"At the right moment" they invincibly obey some sort of mysterious and inflexible prescription. Without apprenticeship, they perform the very actions required, and blindly accomplish their destiny.

Then, the moment having passed, the instincts "disappear and do not reawaken. A few days more or less modify the talents, and what the young insect knew the adult has often forgotten." [(8/4.)]

Among the Lycosae, at the moment of exodus, a sudden instinct is evolved which a few hours later disappears never to return. It is the climbing instinct, unknown to the adult spider, and soon forgotten by the emancipated young, who are destined to roam upon the face of the earth. But the young Lycosae, anxious to leave the maternal home and to travel, become suddenly ardent climbers and aeronauts, each releasing a long, light thread which serves it as parachute. The voyage accomplished, no trace of this ingenuity is left. Suddenly acquired, the climbing instinct no less suddenly disappears. [(8/5.)]

The great historiographer of instinct has thrown a wonderful light, by his beautiful experiments relating to the nidification of the mason-bee, upon the indissoluble succession of its different phases; the lineal concatenation, the inevitable and necessary order which presides over each of these nervous discharges of which the total series constitutes, properly speaking, a mode of action.

The mason-bee continues to build upon the ready-completed nest presented to her.

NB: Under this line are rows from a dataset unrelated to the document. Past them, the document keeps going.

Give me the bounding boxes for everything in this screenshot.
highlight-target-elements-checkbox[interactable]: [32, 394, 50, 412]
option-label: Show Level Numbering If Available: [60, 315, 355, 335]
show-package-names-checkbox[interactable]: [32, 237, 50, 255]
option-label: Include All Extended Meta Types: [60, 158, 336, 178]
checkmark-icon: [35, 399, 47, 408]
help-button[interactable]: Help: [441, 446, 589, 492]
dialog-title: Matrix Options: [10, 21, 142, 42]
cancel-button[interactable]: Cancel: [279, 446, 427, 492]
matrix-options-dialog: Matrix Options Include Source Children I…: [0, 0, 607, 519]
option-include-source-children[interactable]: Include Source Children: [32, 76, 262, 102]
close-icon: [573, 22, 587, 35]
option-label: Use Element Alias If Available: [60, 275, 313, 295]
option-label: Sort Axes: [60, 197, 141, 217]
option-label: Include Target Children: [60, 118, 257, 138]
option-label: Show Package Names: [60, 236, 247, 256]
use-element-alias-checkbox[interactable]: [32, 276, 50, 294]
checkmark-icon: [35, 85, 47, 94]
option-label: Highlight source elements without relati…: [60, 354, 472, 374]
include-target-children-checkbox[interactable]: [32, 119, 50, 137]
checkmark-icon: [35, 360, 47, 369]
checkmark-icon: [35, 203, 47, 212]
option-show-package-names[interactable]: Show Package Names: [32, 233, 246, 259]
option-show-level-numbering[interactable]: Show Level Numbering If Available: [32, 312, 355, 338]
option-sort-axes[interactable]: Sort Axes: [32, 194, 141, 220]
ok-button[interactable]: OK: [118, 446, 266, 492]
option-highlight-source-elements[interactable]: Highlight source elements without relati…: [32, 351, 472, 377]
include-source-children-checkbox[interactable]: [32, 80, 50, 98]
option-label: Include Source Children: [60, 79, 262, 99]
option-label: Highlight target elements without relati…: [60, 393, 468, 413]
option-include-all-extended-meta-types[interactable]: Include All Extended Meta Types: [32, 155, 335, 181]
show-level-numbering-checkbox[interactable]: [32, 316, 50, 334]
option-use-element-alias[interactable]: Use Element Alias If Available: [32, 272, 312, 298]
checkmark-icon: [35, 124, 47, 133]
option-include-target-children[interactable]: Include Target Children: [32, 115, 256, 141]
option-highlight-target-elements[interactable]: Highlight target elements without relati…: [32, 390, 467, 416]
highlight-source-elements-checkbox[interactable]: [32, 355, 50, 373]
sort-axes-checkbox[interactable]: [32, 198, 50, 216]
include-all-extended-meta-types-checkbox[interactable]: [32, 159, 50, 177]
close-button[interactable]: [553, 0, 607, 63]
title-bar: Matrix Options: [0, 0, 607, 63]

She obstinately insists upon provisioning a cell already duly filled with the quantity of honey required by the larva, because, in this case as in the other, the impulse which incites her to build or to provision the nest has not yet been exhausted.

On the other hand, if we empty the little cup of its contents when she has filled it she will not recommence her labours. "The process of provisioning being complete, the secret impulse which urged her to collect her honey is no longer active. The insect therefore ceases to store her honey, and, in spite of this accident, lays her egg in the empty cell, thus leaving the future nursling without nourishment." [(8/6.)]

In the case of the Pelopaeus, Fabre calls our attention to one of the most instructive physiological spectacles that can be imagined.

While the mason-bee does not notice that her cell has been emptied, the Pelopaeus cannot perceive that the tricks of the experimenter have resulted in the disappearance of her progeny; and she "continues to store away spiders for a germ that no longer exists; she perseveres untiringly in her useless hunting, as though the future of her larva depended on it; she amasses provisions which will feed no one; more, she pushes aberration to the extent of plastering even the place where her nest was if we remove it, giving the last strokes of the trowel to an imaginary building, and putting her seals upon empty nothing." [(8/7.)]

From these facts, and others, no less celebrated, which show "the inability of insects to escape from the routine of their customs and their habitual labours," Fabre derives so many proofs of their lack of intelligence.

The Epeïra fasciata is incapable of replacing a single radial thread in the geometrical structure of its web, when broken; it recommences the entire web every evening, and weaves it at one stretch with the most beautiful mastery, as though merely amusing itself.